Concept

Schema.org

Summary
Schema.org is a reference website that publishes documentation and guidelines for using structured data mark-up on web-pages (called microdata). Its main objective is to standardize HTML tags to be used by webmasters for creating rich results (displayed as visual data or infographic tables on search engine results) about a certain topic of interest. It is a part of the semantic web project, which aims to make document mark-up codes more readable and meaningful to both humans and machines. Schema.org is an initiative launched on June 2, 2011, by Bing, Google and Yahoo! (operators of the world's largest search engines at that time) to create and support a common set of schemas for structured data markup on web pages.
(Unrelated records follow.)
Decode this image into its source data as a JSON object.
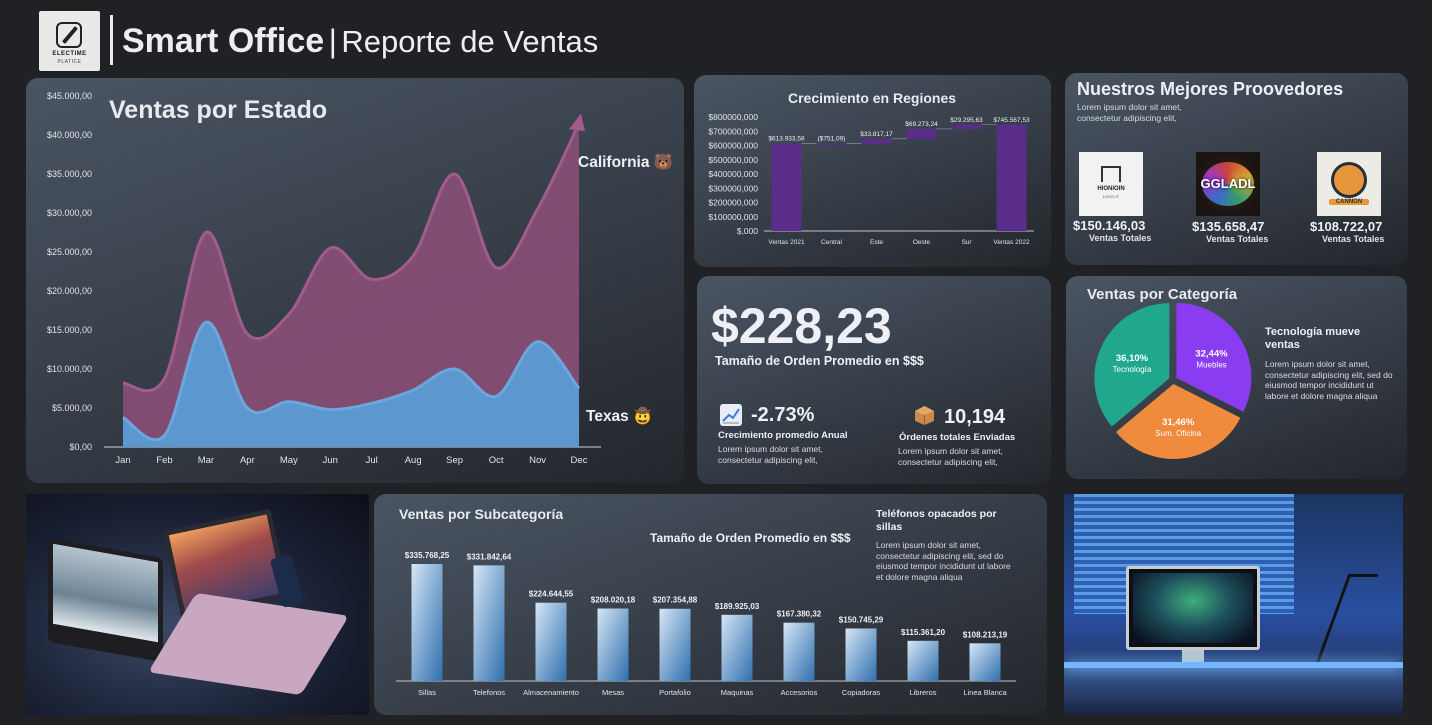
{
  "header": {
    "logo_line1": "ELECTIME",
    "logo_line2": "PLATICE",
    "title_bold": "Smart Office",
    "separator": "|",
    "title_light": "Reporte de Ventas"
  },
  "colors": {
    "background": "#202124",
    "california_fill": "#8a4f78",
    "texas_fill": "#5b9bd5",
    "waterfall_bar": "#5a2d8a",
    "pie_teal": "#20a88f",
    "pie_purple": "#8a3df0",
    "pie_orange": "#f08a3c",
    "bar_gradient_light": "#d6e6f5",
    "bar_gradient_dark": "#2f6fae"
  },
  "kpi": {
    "big_value": "$228,23",
    "big_label": "Tamaño de Orden Promedio en $$$",
    "growth_icon": "chart-up-icon",
    "growth_value": "-2.73%",
    "growth_label": "Crecimiento promedio Anual",
    "growth_desc": "Lorem ipsum dolor sit amet, consectetur adipiscing elit,",
    "orders_icon": "package-icon",
    "orders_value": "10,194",
    "orders_label": "Órdenes totales Enviadas",
    "orders_desc": "Lorem ipsum dolor sit amet, consectetur adipiscing elit,"
  },
  "suppliers": {
    "title": "Nuestros Mejores Proovedores",
    "desc": "Lorem ipsum dolor sit amet, consectetur adipiscing elit,",
    "items": [
      {
        "logo_text": "HIONIOIN",
        "logo_sub": "LOGO IT",
        "value": "$150.146,03",
        "label": "Ventas Totales"
      },
      {
        "logo_text": "GGLADL",
        "value": "$135.658,47",
        "label": "Ventas Totales"
      },
      {
        "logo_text": "CANNON",
        "value": "$108.722,07",
        "label": "Ventas Totales"
      }
    ]
  },
  "category_note": {
    "title": "Tecnología mueve ventas",
    "desc": "Lorem ipsum dolor sit amet, consectetur adipiscing elit, sed do eiusmod tempor incididunt ut labore et dolore magna aliqua"
  },
  "sub_note": {
    "overlay_title": "Tamaño de Orden Promedio en $$$",
    "title": "Teléfonos opacados por sillas",
    "desc": "Lorem ipsum dolor sit amet, consectetur adipiscing elit, sed do eiusmod tempor incididunt ut labore et dolore magna aliqua"
  },
  "chart_data": [
    {
      "type": "area",
      "title": "Ventas por Estado",
      "categories": [
        "Jan",
        "Feb",
        "Mar",
        "Apr",
        "May",
        "Jun",
        "Jul",
        "Aug",
        "Sep",
        "Oct",
        "Nov",
        "Dec"
      ],
      "y_ticks": [
        "$0,00",
        "$5.000,00",
        "$10.000,00",
        "$15.000,00",
        "$20.000,00",
        "$25.000,00",
        "$30.000,00",
        "$35.000,00",
        "$40.000,00",
        "$45.000,00"
      ],
      "ylim": [
        0,
        45000
      ],
      "series": [
        {
          "name": "California",
          "emoji": "🐻",
          "values": [
            8200,
            8800,
            27500,
            14500,
            17000,
            25500,
            21500,
            24500,
            35000,
            23000,
            30500,
            41500
          ]
        },
        {
          "name": "Texas",
          "emoji": "🤠",
          "values": [
            3800,
            1500,
            16000,
            5000,
            5800,
            4800,
            5600,
            7300,
            10000,
            6500,
            13500,
            7500
          ]
        }
      ]
    },
    {
      "type": "bar",
      "subtype": "waterfall",
      "title": "Crecimiento en Regiones",
      "categories": [
        "Ventas 2021",
        "Central",
        "Este",
        "Oeste",
        "Sur",
        "Ventas 2022"
      ],
      "values": [
        613933.58,
        -751.09,
        33817.17,
        69273.24,
        29295.63,
        745567.53
      ],
      "labels": [
        "$613.933,58",
        "($751,09)",
        "$33.817,17",
        "$69.273,24",
        "$29.295,63",
        "$745.567,53"
      ],
      "y_ticks": [
        "$,000",
        "$100000,000",
        "$200000,000",
        "$300000,000",
        "$400000,000",
        "$500000,000",
        "$600000,000",
        "$700000,000",
        "$800000,000"
      ],
      "ylim": [
        0,
        800000
      ]
    },
    {
      "type": "pie",
      "title": "Ventas por Categoría",
      "categories": [
        "Muebles",
        "Sum. Oficina",
        "Tecnología"
      ],
      "values": [
        32.44,
        31.46,
        36.1
      ],
      "labels": [
        "32,44%",
        "31,46%",
        "36,10%"
      ]
    },
    {
      "type": "bar",
      "title": "Ventas por Subcategoría",
      "categories": [
        "Sillas",
        "Telefonos",
        "Almacenamiento",
        "Mesas",
        "Portafolio",
        "Maquinas",
        "Accesorios",
        "Copiadoras",
        "Libreros",
        "Linea Blanca"
      ],
      "values": [
        335768.25,
        331842.64,
        224644.55,
        208020.18,
        207354.88,
        189925.03,
        167380.32,
        150745.29,
        115361.2,
        108213.19
      ],
      "labels": [
        "$335.768,25",
        "$331.842,64",
        "$224.644,55",
        "$208.020,18",
        "$207.354,88",
        "$189.925,03",
        "$167.380,32",
        "$150.745,29",
        "$115.361,20",
        "$108.213,19"
      ]
    }
  ]
}
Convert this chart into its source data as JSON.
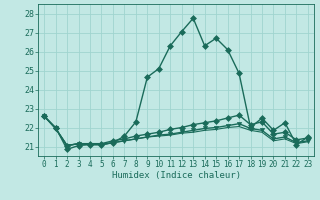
{
  "xlabel": "Humidex (Indice chaleur)",
  "bg_color": "#c2e8e4",
  "line_color": "#1a6b5a",
  "grid_color": "#a0d4cf",
  "xlim": [
    -0.5,
    23.5
  ],
  "ylim": [
    20.5,
    28.5
  ],
  "yticks": [
    21,
    22,
    23,
    24,
    25,
    26,
    27,
    28
  ],
  "xticks": [
    0,
    1,
    2,
    3,
    4,
    5,
    6,
    7,
    8,
    9,
    10,
    11,
    12,
    13,
    14,
    15,
    16,
    17,
    18,
    19,
    20,
    21,
    22,
    23
  ],
  "series": [
    {
      "y": [
        22.6,
        22.0,
        20.85,
        21.05,
        21.1,
        21.1,
        21.2,
        21.55,
        22.3,
        24.65,
        25.1,
        26.3,
        27.05,
        27.75,
        26.3,
        26.7,
        26.1,
        24.85,
        22.0,
        22.5,
        21.85,
        22.25,
        21.1,
        21.5
      ],
      "marker": "D",
      "ms": 3.0,
      "lw": 1.0
    },
    {
      "y": [
        22.6,
        21.95,
        21.05,
        21.15,
        21.15,
        21.15,
        21.3,
        21.4,
        21.55,
        21.65,
        21.75,
        21.9,
        22.0,
        22.15,
        22.25,
        22.35,
        22.5,
        22.65,
        22.15,
        22.3,
        21.65,
        21.75,
        21.35,
        21.45
      ],
      "marker": "D",
      "ms": 3.0,
      "lw": 1.0
    },
    {
      "y": [
        22.6,
        21.95,
        21.05,
        21.15,
        21.1,
        21.1,
        21.2,
        21.3,
        21.4,
        21.5,
        21.6,
        21.65,
        21.75,
        21.85,
        21.95,
        22.0,
        22.1,
        22.2,
        21.95,
        21.85,
        21.4,
        21.5,
        21.2,
        21.3
      ],
      "marker": "v",
      "ms": 3.0,
      "lw": 1.0
    },
    {
      "y": [
        22.6,
        21.95,
        21.05,
        21.15,
        21.1,
        21.1,
        21.2,
        21.3,
        21.4,
        21.5,
        21.55,
        21.6,
        21.7,
        21.75,
        21.85,
        21.9,
        22.0,
        22.05,
        21.85,
        21.75,
        21.3,
        21.4,
        21.15,
        21.25
      ],
      "marker": null,
      "ms": 0,
      "lw": 0.8
    }
  ],
  "fontsize_ticks": 5.5,
  "fontsize_xlabel": 6.5,
  "figsize": [
    3.2,
    2.0
  ],
  "dpi": 100
}
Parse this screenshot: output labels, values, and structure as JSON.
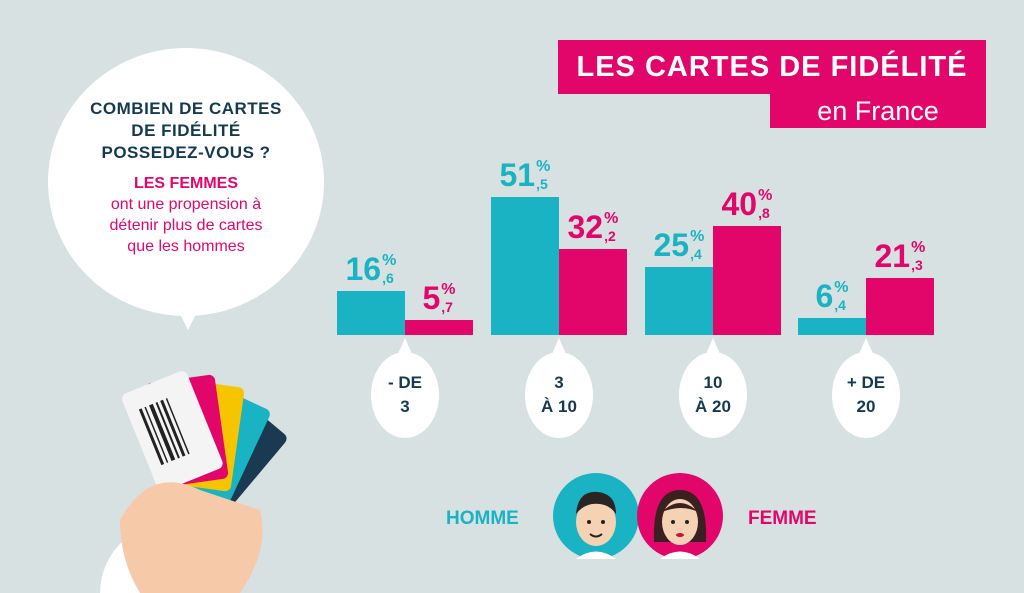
{
  "title": {
    "line1": "LES CARTES DE FIDÉLITÉ",
    "line2": "en France"
  },
  "bubble": {
    "question": "COMBIEN DE CARTES DE FIDÉLITÉ POSSEDEZ-VOUS ?",
    "answer_highlight": "LES FEMMES",
    "answer_text": "ont une propension à détenir plus de cartes que les hommes"
  },
  "colors": {
    "homme": "#19b3c3",
    "femme": "#e2066b",
    "background": "#d8e1e2",
    "text": "#143a52"
  },
  "chart_data": {
    "type": "bar",
    "categories": [
      "- DE\n3",
      "3\nÀ 10",
      "10\nÀ 20",
      "+ DE\n20"
    ],
    "series": [
      {
        "name": "HOMME",
        "values": [
          16.6,
          51.5,
          25.4,
          6.4
        ],
        "labels": [
          [
            "16",
            ",6"
          ],
          [
            "51",
            ",5"
          ],
          [
            "25",
            ",4"
          ],
          [
            "6",
            ",4"
          ]
        ]
      },
      {
        "name": "FEMME",
        "values": [
          5.7,
          32.2,
          40.8,
          21.3
        ],
        "labels": [
          [
            "5",
            ",7"
          ],
          [
            "32",
            ",2"
          ],
          [
            "40",
            ",8"
          ],
          [
            "21",
            ",3"
          ]
        ]
      }
    ],
    "unit": "%",
    "legend": "bottom"
  },
  "legend": {
    "homme": "HOMME",
    "femme": "FEMME"
  }
}
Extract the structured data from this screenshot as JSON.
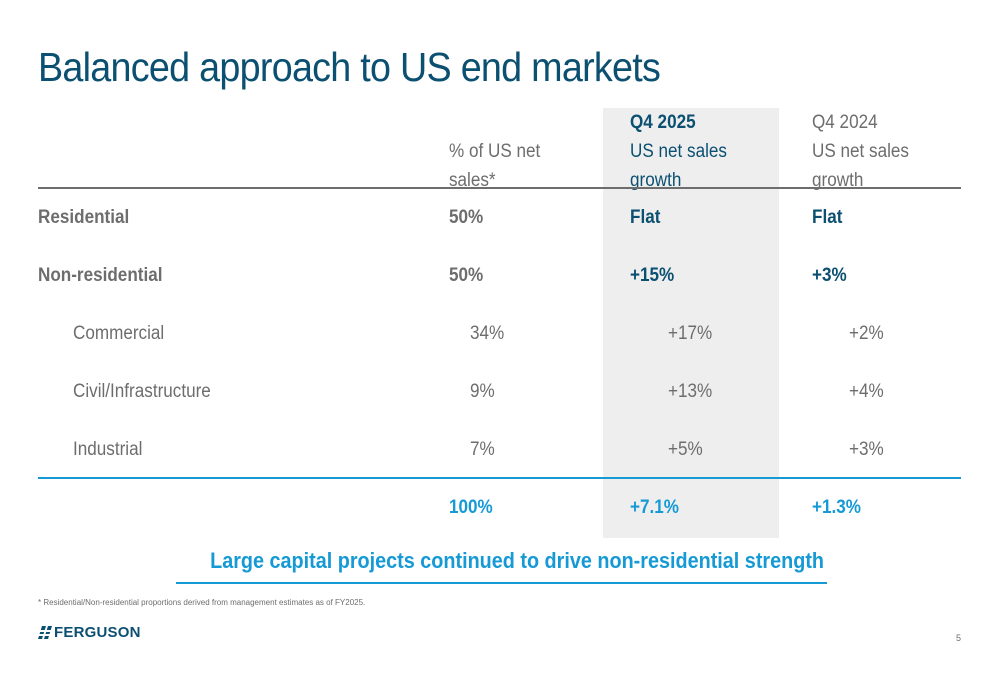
{
  "title": "Balanced approach to US end markets",
  "table": {
    "headers": {
      "pct": [
        "% of US net",
        "sales*"
      ],
      "q4_2025": [
        "Q4 2025",
        "US net sales",
        "growth"
      ],
      "q4_2024": [
        "Q4 2024",
        "US net sales",
        "growth"
      ]
    },
    "rows": [
      {
        "label": "Residential",
        "pct": "50%",
        "q4_2025": "Flat",
        "q4_2024": "Flat"
      },
      {
        "label": "Non-residential",
        "pct": "50%",
        "q4_2025": "+15%",
        "q4_2024": "+3%"
      },
      {
        "label": "Commercial",
        "pct": "34%",
        "q4_2025": "+17%",
        "q4_2024": "+2%"
      },
      {
        "label": "Civil/Infrastructure",
        "pct": "9%",
        "q4_2025": "+13%",
        "q4_2024": "+4%"
      },
      {
        "label": "Industrial",
        "pct": "7%",
        "q4_2025": "+5%",
        "q4_2024": "+3%"
      }
    ],
    "total": {
      "pct": "100%",
      "q4_2025": "+7.1%",
      "q4_2024": "+1.3%"
    }
  },
  "callout": "Large capital projects continued to drive non-residential strength",
  "footnote": "* Residential/Non-residential proportions derived from management estimates as of FY2025.",
  "logo_text": "FERGUSON",
  "page_number": "5",
  "colors": {
    "title": "#0b4f71",
    "accent": "#159ad6",
    "text": "#404040",
    "highlight_bg": "#eeeeee"
  }
}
In November 2011, Yandex (whose search engine is the largest in Russia) joined the initiative. They propose using the schema.org vocabulary along with the Microdata, RDFa, or JSON-LD formats to mark up website content with metadata about itself. Such markup can be recognized by search engine spiders and other parsers, thus granting access to the meaning of the sites (see Semantic Web). The initiative also describes an extension mechanism for adding additional properties. In 2012, the GoodRelations ontology was integrated into Schema.org. Public discussion of the initiative largely takes place on the W3C public vocabularies mailing list. Much of the vocabulary on Schema.org was inspired by earlier formats, such as microformats, FOAF, and OpenCyc. Microformats, with its most dominant representative hCard, continue (as of 2015) to be published widely on the web, where the deployment of Schema.org has strongly increased between 2012 and 2014. In 2015, Google began supporting the JSON-LD format, and as of September, 2017 recommended using JSON-LD for structured data whenever possible. Despite the advantages of using Schema.org, adoption remained limited as of 2016. A survey in 2016 of 300 US-based marketing agencies and B2C advertisers across industries showing only 17% uptake.